For the second time in the Franchises’ history, the Detroit Lions made an all-time player quit in the prime of his career.
Former Lions wide receiver Calvin Johnson recently had in depth interview with Sports Illustrated and spoke on numerous things regarding the Lions. One of them being how the team forced him to lie about concussions just so he could play in the next game.
Johnson, who remains at odds with the team after they made him pay back a seven-figure portion of his signing bonus upon his retirement in March 2016, also spoke on the fact that he smoked weed after every game.
“Of course Calvin Johnson didn’t need the money. He made so much that he doesn’t even know the exact amount the Lions made him repay when he retired in March 2016. “One point six [million] or something like that,” he guesses of the returned, prorated portion of his signing bonus. But the Lions didn’t need it either. And that is his point. You may see a squabble between a millionaire employee and a billion-dollar business. Johnson sees confirmation that he played for a backward organization, in a league that demands more heart than it shows.
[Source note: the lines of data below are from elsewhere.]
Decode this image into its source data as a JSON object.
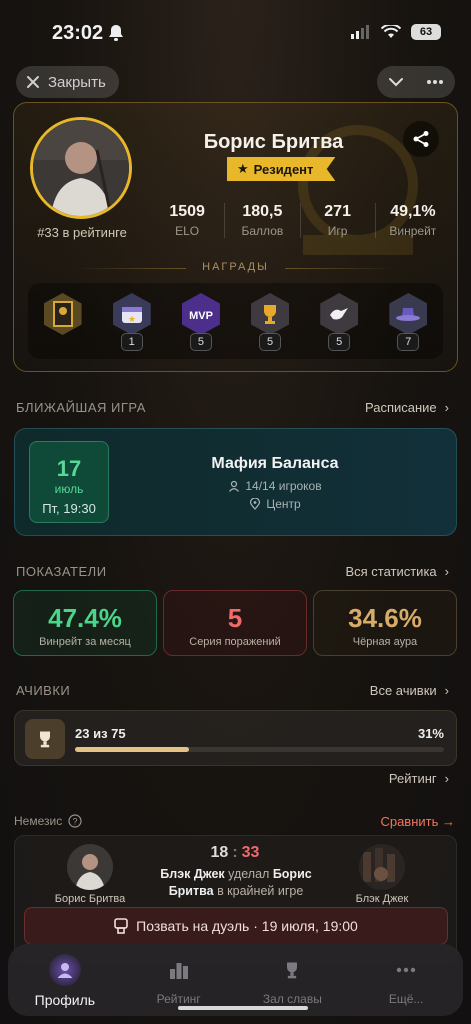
{
  "status_bar": {
    "time": "23:02",
    "battery": "63"
  },
  "top_bar": {
    "close_label": "Закрыть"
  },
  "profile": {
    "name": "Борис Бритва",
    "badge": "Резидент",
    "rank": "#33 в рейтинге",
    "stats": [
      {
        "value": "1509",
        "label": "ELO"
      },
      {
        "value": "180,5",
        "label": "Баллов"
      },
      {
        "value": "271",
        "label": "Игр"
      },
      {
        "value": "49,1%",
        "label": "Винрейт"
      }
    ],
    "awards_title": "НАГРАДЫ",
    "awards": [
      {
        "icon": "portrait-award-icon",
        "count": ""
      },
      {
        "icon": "calendar-star-icon",
        "count": "1"
      },
      {
        "icon": "mvp-icon",
        "count": "5"
      },
      {
        "icon": "trophy-icon",
        "count": "5"
      },
      {
        "icon": "dove-icon",
        "count": "5"
      },
      {
        "icon": "hat-icon",
        "count": "7"
      }
    ]
  },
  "next_game": {
    "section_title": "БЛИЖАЙШАЯ ИГРА",
    "link": "Расписание",
    "day": "17",
    "month": "июль",
    "time": "Пт, 19:30",
    "title": "Мафия Баланса",
    "players": "14/14 игроков",
    "location": "Центр"
  },
  "metrics": {
    "section_title": "ПОКАЗАТЕЛИ",
    "link": "Вся статистика",
    "items": [
      {
        "value": "47.4%",
        "label": "Винрейт за месяц"
      },
      {
        "value": "5",
        "label": "Серия поражений"
      },
      {
        "value": "34.6%",
        "label": "Чёрная аура"
      }
    ]
  },
  "achievements": {
    "section_title": "АЧИВКИ",
    "link": "Все ачивки",
    "progress_text": "23 из 75",
    "percent": "31%",
    "progress": 0.31,
    "rating_link": "Рейтинг"
  },
  "nemesis": {
    "title": "Немезис",
    "compare": "Сравнить →",
    "left_name": "Борис Бритва",
    "right_name": "Блэк Джек",
    "score_left": "18",
    "score_sep": ":",
    "score_right": "33",
    "desc_a": "Блэк Джек",
    "desc_b": " уделал ",
    "desc_c": "Борис Бритва",
    "desc_d": " в крайней игре",
    "duel": "Позвать на дуэль · 19 июля, 19:00"
  },
  "tabs": [
    {
      "label": "Профиль",
      "icon": "profile-icon"
    },
    {
      "label": "Рейтинг",
      "icon": "rating-icon"
    },
    {
      "label": "Зал славы",
      "icon": "trophy-icon"
    },
    {
      "label": "Ещё...",
      "icon": "more-icon"
    }
  ],
  "colors": {
    "accent_gold": "#e8b82a",
    "green": "#4ad58a",
    "red": "#ef6b6b",
    "sand": "#d6ad68",
    "active_tab": "#6b4fb0"
  }
}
He is sure he suffered at least nine concussions in the NFL, one for every season—a “super conservative” estimate, he says.
If the team had been better he probably would have kept playing, but he is glad he left. He smoked pot after every game, to heal, but that’s not why he’s getting into the cannabis business.
He excelled at that job, but his employer kept failing. The Lions did not win a playoff game in his nine years. Their ineptitude was comical, unless you cared. One coach hired his son-in-law to be defensive coordinator. A general manager decided on draft night to use a first-round pick on a player he didn’t even want. Veterans would join Detroit and tell Johnson about everything the team did wrong. Eventually he started to notice himself. The front office and coaching staff were rarely aligned. The massage therapist who was there on Fridays and Mondays would be gone the next year. Stuff like that.
“I knew I was concussed because I blacked out. I wasn’t seeing straight. And they wanted me to change my story.” Mostly, he says, he played through concussions because in his NFL that’s how you earn Employee of the Month.”
Not a good look for the Lions at all.